At Home or in Residence Halls:
- Have you keys or One Card in your hand well before you get to your destination. If you feel you are being watched, get help. Go to a neighbor's door, a blue-light phone, an access phone, or the Campus Police office.
- Close and lock the door immediately when entering a residence hall. Always keep room doors locked, especially when you are sleeping, and do not prop open outside doors.
- Be sensible with your keys and access card---don't leave them in an outside hiding place. Report all lost or stolen College keys and access cards as soon as possible.
- Be careful about letting acquaintances sleep in your room or home.
- Vouch for visitors to a residence hall only if you know them. Report unauthorized persons or suspicious behavior to the head resident, hall staff, or the Campus Police Department immediately.
- Know who is at the door before opening it. Ask for identification from anyone you don't know or feel uncomfortable about. If a stranger requests to use your telephone to call for help, offer to place the call for him or her rather than to invite the stranger into your home or room. If you live alone off campus, or with other women, use only your first initials on your mailbox and in telephone directories.
- Use caution over the phone. Never reveal your phone number or name to a wrong number caller. Don't reveal to a caller that you are alone. Be wary of telephone surveys, especially ones that ask for personal information. If you don't know who the person is, hang up. Warn roommates not to give out personal information over the phone.
- Be alert in Laundromats and laundry rooms. Try not to go alone.
- Report burned-out lights and broken locks, doors, and windows to Facilities Management immediately.
- Know which neighbors you could call in an emergency.
- Take safety and security regulations seriously.
- Have your keys ready in your hand as you approach the car.
- Have your doors locked at all times, and your windows up when possible.
- Check your back seat before you get into your car.
- Park in a well-lit area.
- Don't go to your car alone at night if you can avoid it.
- Always make sure you have enough gas, and your car is in good repair, before you leave.
- Never pick up hitchhikers.
- Consider carrying a cellular phone.
- If you suspect you are being followed, drive into a busy, well-lit establishment and call a law enforcement agency.
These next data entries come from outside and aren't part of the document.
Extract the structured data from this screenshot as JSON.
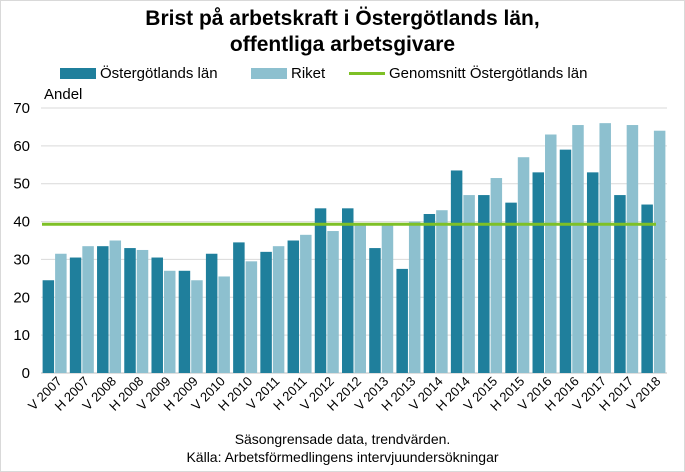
{
  "chart_data": {
    "type": "bar",
    "title_line1": "Brist på arbetskraft i Östergötlands län,",
    "title_line2": "offentliga arbetsgivare",
    "ylabel": "Andel",
    "ylim": [
      0,
      70
    ],
    "yticks": [
      0,
      10,
      20,
      30,
      40,
      50,
      60,
      70
    ],
    "grid": true,
    "legend_position": "top",
    "categories": [
      "V 2007",
      "H 2007",
      "V 2008",
      "H 2008",
      "V 2009",
      "H 2009",
      "V 2010",
      "H 2010",
      "V 2011",
      "H 2011",
      "V 2012",
      "H 2012",
      "V 2013",
      "H 2013",
      "V 2014",
      "H 2014",
      "V 2015",
      "H 2015",
      "V 2016",
      "H 2016",
      "V 2017",
      "H 2017",
      "V 2018"
    ],
    "series": [
      {
        "name": "Östergötlands län",
        "color": "#1f7f9c",
        "values": [
          24.5,
          30.5,
          33.5,
          33,
          30.5,
          27,
          31.5,
          34.5,
          32,
          35,
          43.5,
          43.5,
          33,
          27.5,
          42,
          53.5,
          47,
          45,
          53,
          59,
          53,
          47,
          44.5
        ]
      },
      {
        "name": "Riket",
        "color": "#8dc0cf",
        "values": [
          31.5,
          33.5,
          35,
          32.5,
          27,
          24.5,
          25.5,
          29.5,
          33.5,
          36.5,
          37.5,
          39.5,
          39,
          40,
          43,
          47,
          51.5,
          57,
          63,
          65.5,
          66,
          65.5,
          64
        ]
      }
    ],
    "reference_line": {
      "name": "Genomsnitt Östergötlands län",
      "value": 39.3,
      "color": "#7ec026"
    },
    "footer_line1": "Säsongrensade data, trendvärden.",
    "footer_line2": "Källa: Arbetsförmedlingens intervjuundersökningar"
  }
}
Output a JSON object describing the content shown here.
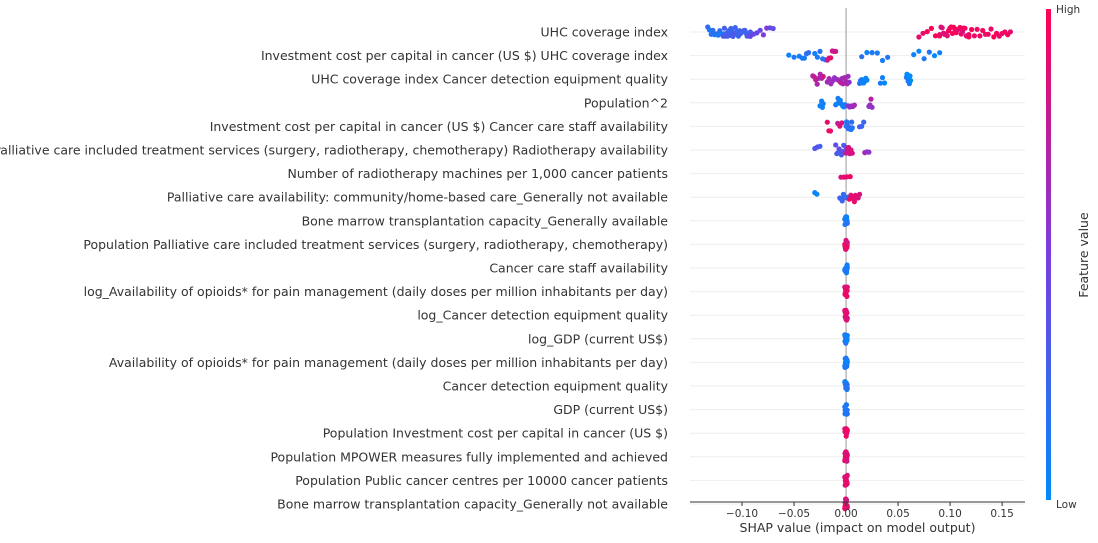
{
  "chart_data": {
    "type": "scatter",
    "title": "",
    "xlabel": "SHAP value (impact on model output)",
    "xlim": [
      -0.15,
      0.172
    ],
    "xticks": [
      -0.1,
      -0.05,
      0.0,
      0.05,
      0.1,
      0.15
    ],
    "xtick_labels": [
      "−0.10",
      "−0.05",
      "0.00",
      "0.05",
      "0.10",
      "0.15"
    ],
    "colorbar": {
      "label": "Feature value",
      "high": "High",
      "low": "Low",
      "color_low": "#008bfb",
      "color_high": "#ff0052"
    },
    "features": [
      {
        "label": "UHC coverage index",
        "groups": [
          [
            -0.133,
            -0.118,
            0.15,
            10
          ],
          [
            -0.118,
            -0.092,
            0.28,
            26
          ],
          [
            -0.092,
            -0.07,
            0.45,
            8
          ],
          [
            0.07,
            0.09,
            0.95,
            6
          ],
          [
            0.09,
            0.118,
            0.92,
            24
          ],
          [
            0.118,
            0.158,
            0.95,
            16
          ]
        ]
      },
      {
        "label": "Investment cost per capital in cancer (US $) UHC coverage index",
        "groups": [
          [
            -0.055,
            -0.045,
            0.1,
            3
          ],
          [
            -0.042,
            -0.036,
            0.15,
            4
          ],
          [
            -0.03,
            -0.02,
            0.12,
            5
          ],
          [
            -0.018,
            -0.01,
            0.85,
            6
          ],
          [
            0.015,
            0.04,
            0.1,
            6
          ],
          [
            0.065,
            0.09,
            0.05,
            6
          ]
        ]
      },
      {
        "label": "UHC coverage index Cancer detection equipment quality",
        "groups": [
          [
            -0.032,
            -0.022,
            0.75,
            8
          ],
          [
            -0.018,
            -0.006,
            0.6,
            8
          ],
          [
            -0.006,
            0.003,
            0.65,
            10
          ],
          [
            0.013,
            0.02,
            0.08,
            8
          ],
          [
            0.033,
            0.037,
            0.05,
            3
          ],
          [
            0.058,
            0.062,
            0.05,
            8
          ]
        ]
      },
      {
        "label": "Population^2",
        "groups": [
          [
            -0.025,
            -0.022,
            0.05,
            5
          ],
          [
            -0.01,
            0.0,
            0.1,
            10
          ],
          [
            0.002,
            0.008,
            0.6,
            5
          ],
          [
            0.022,
            0.025,
            0.65,
            4
          ]
        ]
      },
      {
        "label": "Investment cost per capital in cancer (US $) Cancer care staff availability",
        "groups": [
          [
            -0.018,
            -0.015,
            0.95,
            3
          ],
          [
            -0.008,
            -0.004,
            0.85,
            3
          ],
          [
            0.0,
            0.006,
            0.15,
            12
          ],
          [
            0.013,
            0.017,
            0.3,
            3
          ]
        ]
      },
      {
        "label": "Palliative care included treatment services (surgery, radiotherapy, chemotherapy) Radiotherapy availability",
        "groups": [
          [
            -0.03,
            -0.025,
            0.35,
            3
          ],
          [
            -0.01,
            0.0,
            0.35,
            10
          ],
          [
            0.0,
            0.006,
            0.8,
            6
          ],
          [
            0.018,
            0.022,
            0.6,
            3
          ]
        ]
      },
      {
        "label": "Number of radiotherapy machines per 1,000 cancer patients",
        "groups": [
          [
            -0.005,
            0.004,
            0.9,
            4
          ]
        ]
      },
      {
        "label": "Palliative care availability: community/home-based care_Generally not available",
        "groups": [
          [
            -0.03,
            -0.028,
            0.1,
            2
          ],
          [
            -0.006,
            0.002,
            0.2,
            8
          ],
          [
            0.003,
            0.008,
            0.9,
            4
          ],
          [
            0.009,
            0.013,
            0.9,
            4
          ]
        ]
      },
      {
        "label": "Bone marrow transplantation capacity_Generally available",
        "groups": [
          [
            -0.0012,
            0.0012,
            0.1,
            14
          ]
        ]
      },
      {
        "label": "Population Palliative care included treatment services (surgery, radiotherapy, chemotherapy)",
        "groups": [
          [
            -0.0012,
            0.0012,
            0.9,
            14
          ]
        ]
      },
      {
        "label": "Cancer care staff availability",
        "groups": [
          [
            -0.0012,
            0.0012,
            0.1,
            14
          ]
        ]
      },
      {
        "label": "log_Availability of opioids* for pain management (daily doses per million inhabitants per day)",
        "groups": [
          [
            -0.0012,
            0.0012,
            0.9,
            14
          ]
        ]
      },
      {
        "label": "log_Cancer detection equipment quality",
        "groups": [
          [
            -0.0012,
            0.0012,
            0.9,
            14
          ]
        ]
      },
      {
        "label": "log_GDP (current US$)",
        "groups": [
          [
            -0.0012,
            0.0012,
            0.1,
            14
          ]
        ]
      },
      {
        "label": "Availability of opioids* for pain management (daily doses per million inhabitants per day)",
        "groups": [
          [
            -0.0012,
            0.0012,
            0.1,
            14
          ]
        ]
      },
      {
        "label": "Cancer detection equipment quality",
        "groups": [
          [
            -0.0012,
            0.0012,
            0.1,
            14
          ]
        ]
      },
      {
        "label": "GDP (current US$)",
        "groups": [
          [
            -0.0012,
            0.0012,
            0.1,
            14
          ]
        ]
      },
      {
        "label": "Population Investment cost per capital in cancer (US $)",
        "groups": [
          [
            -0.0012,
            0.0012,
            0.9,
            14
          ]
        ]
      },
      {
        "label": "Population MPOWER measures fully implemented and achieved",
        "groups": [
          [
            -0.0012,
            0.0012,
            0.9,
            14
          ]
        ]
      },
      {
        "label": "Population Public cancer centres per 10000 cancer patients",
        "groups": [
          [
            -0.0012,
            0.0012,
            0.9,
            14
          ]
        ]
      },
      {
        "label": "Bone marrow transplantation capacity_Generally not available",
        "groups": [
          [
            -0.0012,
            0.0012,
            0.9,
            14
          ]
        ]
      }
    ]
  }
}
If you know the location of the local police department, drive there and ask for help.
- Signal for help by raising the hood of your car, if you have car trouble. Remain in your car with the doors locked until help arrives. Make sure the assistance is legitimate. If another motorist offers help, stay in your car and ask the motorist to call the police or auto club.
- Don't stop if you see a disabled vehicle on the highway, but report it and send help for the driver.